PORTOGRUARO. «Sono ancora un romantico del calcio. Mi piacciono le sfide e questa è per me una sfida importante». Il tono pacato, nessun proclama, quasi in punta di piedi. Ecco il primo giorno di Alessandro Calori alla guida del Portosummaga. Ieri alle 13 spaccate la presentazione, poi in campo per il primo allenamento. «Era da un po' di tempo che seguivamo Calori - parole del presidente Francesco Mio, dopo aver ribadito il 'grazie" a Domenicali - e sono bastati pochi minuti per accordarci. Lo ringrazio per aver rinunciato a proposte più importanti, accettando di venire a mettersi in gioco a Portogruaro».

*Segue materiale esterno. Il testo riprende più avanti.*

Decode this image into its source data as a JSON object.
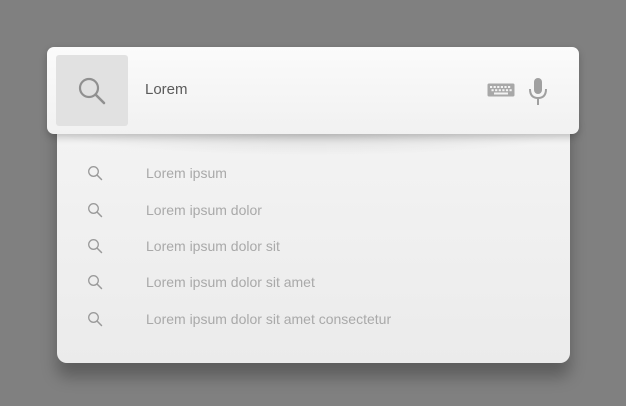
{
  "search": {
    "value": "Lorem",
    "icon": "search-icon",
    "keyboard_icon": "keyboard-icon",
    "mic_icon": "microphone-icon"
  },
  "suggestions": [
    {
      "text": "Lorem ipsum"
    },
    {
      "text": "Lorem ipsum dolor"
    },
    {
      "text": "Lorem ipsum dolor sit"
    },
    {
      "text": "Lorem ipsum dolor sit amet"
    },
    {
      "text": "Lorem ipsum dolor sit amet consectetur"
    }
  ],
  "colors": {
    "background": "#808080",
    "panel": "#f2f2f2",
    "search_button": "#e1e1e1",
    "suggestion_text": "#a9a9a9",
    "input_text": "#5b5b5b",
    "icon": "#9a9a9a"
  }
}
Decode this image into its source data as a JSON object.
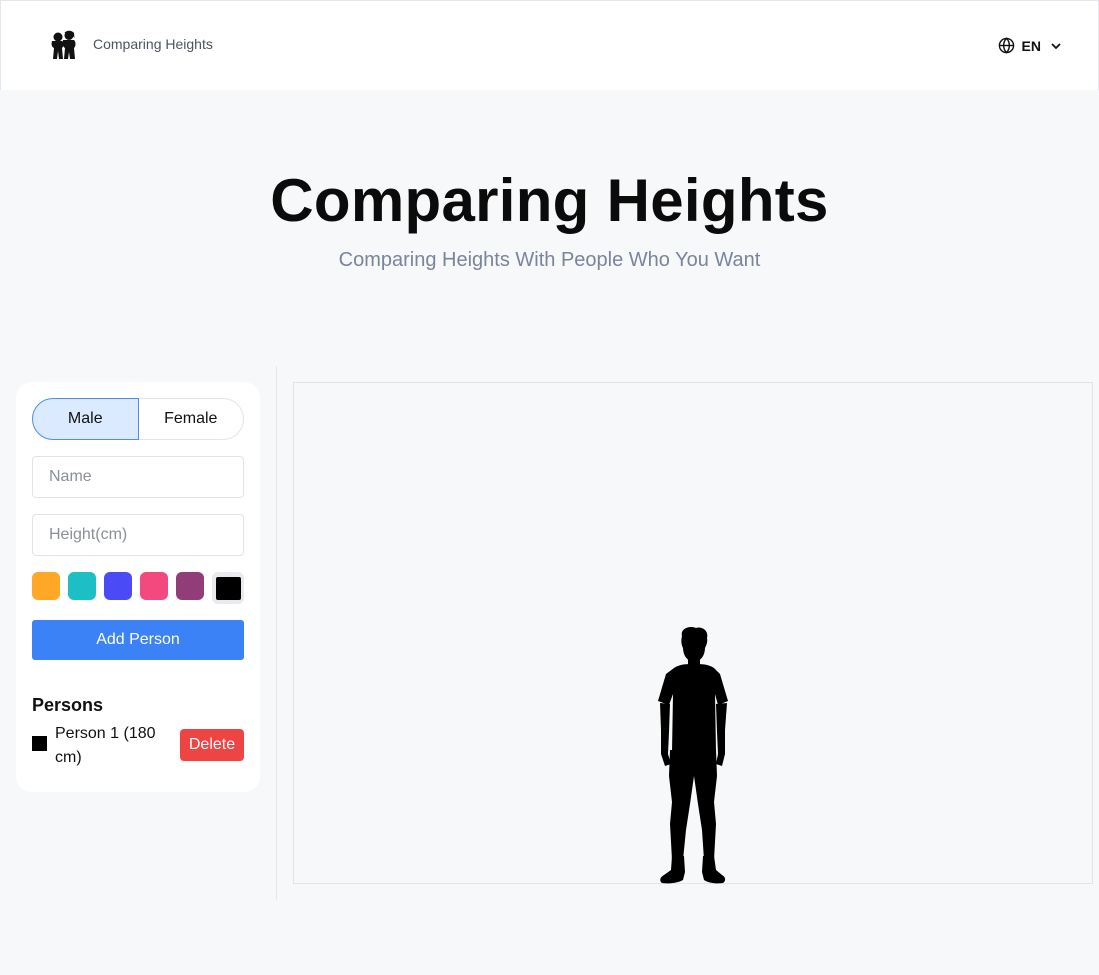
{
  "header": {
    "brand_name": "Comparing Heights",
    "logo_icon": "couple-silhouette-icon",
    "language": {
      "code": "EN",
      "icon": "globe-icon",
      "chevron": "chevron-down-icon"
    }
  },
  "hero": {
    "title": "Comparing Heights",
    "subtitle": "Comparing Heights With People Who You Want"
  },
  "form": {
    "gender_options": [
      "Male",
      "Female"
    ],
    "selected_gender": "Male",
    "name_placeholder": "Name",
    "name_value": "",
    "height_placeholder": "Height(cm)",
    "height_value": "",
    "colors": [
      "#ffa726",
      "#1cbfc3",
      "#4a4af6",
      "#f24a7e",
      "#913d78",
      "#000000"
    ],
    "selected_color": "#000000",
    "add_button_label": "Add Person"
  },
  "persons": {
    "title": "Persons",
    "items": [
      {
        "label": "Person 1 (180 cm)",
        "name": "Person 1",
        "height_cm": 180,
        "color": "#000000",
        "gender": "Male",
        "delete_label": "Delete"
      }
    ]
  },
  "theme": {
    "accent": "#3b82f6",
    "danger": "#ef4444",
    "page_background": "#f7f8fa",
    "active_gender_background": "#dbeafe"
  }
}
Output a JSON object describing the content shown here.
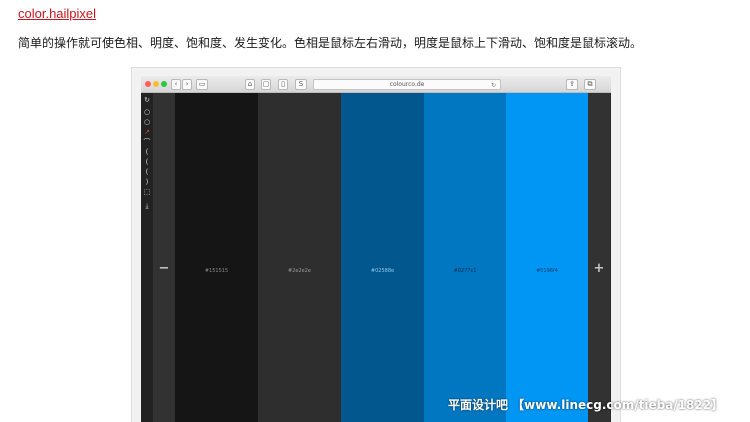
{
  "header": {
    "link_text": "color.hailpixel",
    "description": "简单的操作就可使色相、明度、饱和度、发生变化。色相是鼠标左右滑动，明度是鼠标上下滑动、饱和度是鼠标滚动。"
  },
  "browser": {
    "address": "colourco.de",
    "buttons": [
      "‹",
      "›",
      "▭",
      "⌂",
      "▢",
      "▯",
      "S",
      "⇪",
      "⧉"
    ]
  },
  "tools": {
    "icons": [
      "loop-icon",
      "circle-icon",
      "circle-icon",
      "arrow-icon",
      "arc-icon",
      "arc-icon",
      "arc-icon",
      "arc-icon",
      "arc-icon",
      "square-icon",
      "download-icon"
    ]
  },
  "palette": {
    "minus_label": "−",
    "plus_label": "+",
    "swatches": [
      {
        "hex": "#151515",
        "label": "#151515",
        "label_color": "#8a8a8a"
      },
      {
        "hex": "#2e2e2e",
        "label": "#2e2e2e",
        "label_color": "#9a9a9a"
      },
      {
        "hex": "#02588e",
        "label": "#02588e",
        "label_color": "#8ec6ea"
      },
      {
        "hex": "#0277c1",
        "label": "#0277c1",
        "label_color": "#0a2e4e"
      },
      {
        "hex": "#0196f4",
        "label": "#0196f4",
        "label_color": "#0a3e6a"
      }
    ]
  },
  "watermark": "平面设计吧 【www.linecg.com/tieba/1822】"
}
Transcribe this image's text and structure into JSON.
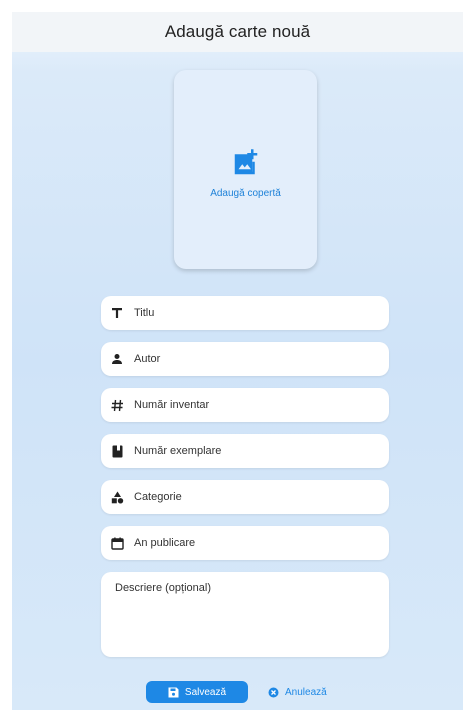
{
  "header": {
    "title": "Adaugă carte nouă"
  },
  "cover": {
    "label": "Adaugă copertă",
    "icon": "add-photo-icon"
  },
  "fields": [
    {
      "label": "Titlu",
      "icon": "title-icon"
    },
    {
      "label": "Autor",
      "icon": "person-icon"
    },
    {
      "label": "Număr inventar",
      "icon": "hash-icon"
    },
    {
      "label": "Număr exemplare",
      "icon": "book-icon"
    },
    {
      "label": "Categorie",
      "icon": "category-icon"
    },
    {
      "label": "An publicare",
      "icon": "calendar-icon"
    }
  ],
  "description": {
    "label": "Descriere (opțional)"
  },
  "actions": {
    "save_label": "Salvează",
    "cancel_label": "Anulează"
  },
  "colors": {
    "accent": "#1e88e5",
    "cover_bg": "#e3eefb",
    "field_bg": "#ffffff"
  }
}
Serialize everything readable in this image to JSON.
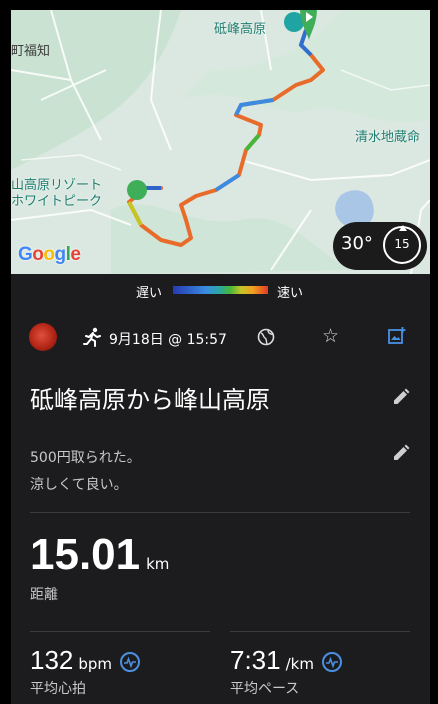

Poi spazio alle parole del nuovo allenatore granata. «Chi è tifoso mi avrà visto tante volte venire a vedere le partite del Porto - ha esordito Calori - è come se fossi attirato da questa squadra. Credo molto nel destino, sono convinto che il Porto sarà il posto ideale per lavorare e dimostrare la mia professionalità e quella del mio staff. Di questo devo ringraziare la famiglia Mio, persone che amano in modo viscerale questa società». Quindi una piccola rivelazione: «La cosa che più mi ha colpito è stato leggere, entrando nello spogliatoio, le parole di Dino Mio - ha proseguito Calori - in quel momento mi sono convinto davvero della bontà scelta che ho fatto. Questa sfida mi affascina, voglio trasmettere ai ragazzi la voglia che ho io dentro. Non bastonandoli, ma insegnando loro come si fa a diventare calciatori e ottenere obiettivi in cui magari non ci spera nessuno».
Una splendida carriera da giocatore, anni d'oro a Udine, a Brescia con Baggio, un gol storico alla Juve segnato con la maglia del Perugia, il gol della 'partita del diluvio" - arbitro Collina - costata lo scudetto ai bianconeri. Da allenatore due esperienze, a San Benedetto e Avellino. Calori rivolge un pensiero al suo predecessore. «Domenicali è stato mio compagno al corso per allenatori a Coverciano. E' un tecnico serio e preparato, per cui so già che il lavoro svolto finora è stato ottimo». Il nuovo allenatore granata dipinge il Porto dei suoi sogni. «So che giocatori ho a disposizione, avendoli visti giocare più volte. E' un organico buono per la categoria, che però deve aumentare in autostima. Voglio una squadra viva, che stia 24 ore su 24 a disposizione del Porto. Mi aspetto dei ragazzi che abbiano voglia di stupire. Il modulo? Non entrerò come un kamikaze nell'ambiente, non ci saranno stravolgimenti immediati, solo piccoli accorgimenti. Poi in seguito potremmo anche cambiare».
L'attenzione è rivolta già all'esordio di domenica contro la Cremonese. «Sappiamo di affrontare una grossa squadra, che ha in organico giocatori del calibro di Morfeo e Riganò - conclude Calori - dobbiamo avere molto rispetto dell'avversario, ma mai paura o sudditanza. Cercheremo la contromisura per affrontarli a viso aperto e con coraggio, provando a metterci quel qualcosa in più che ci permetta di giocare la partita alla pari».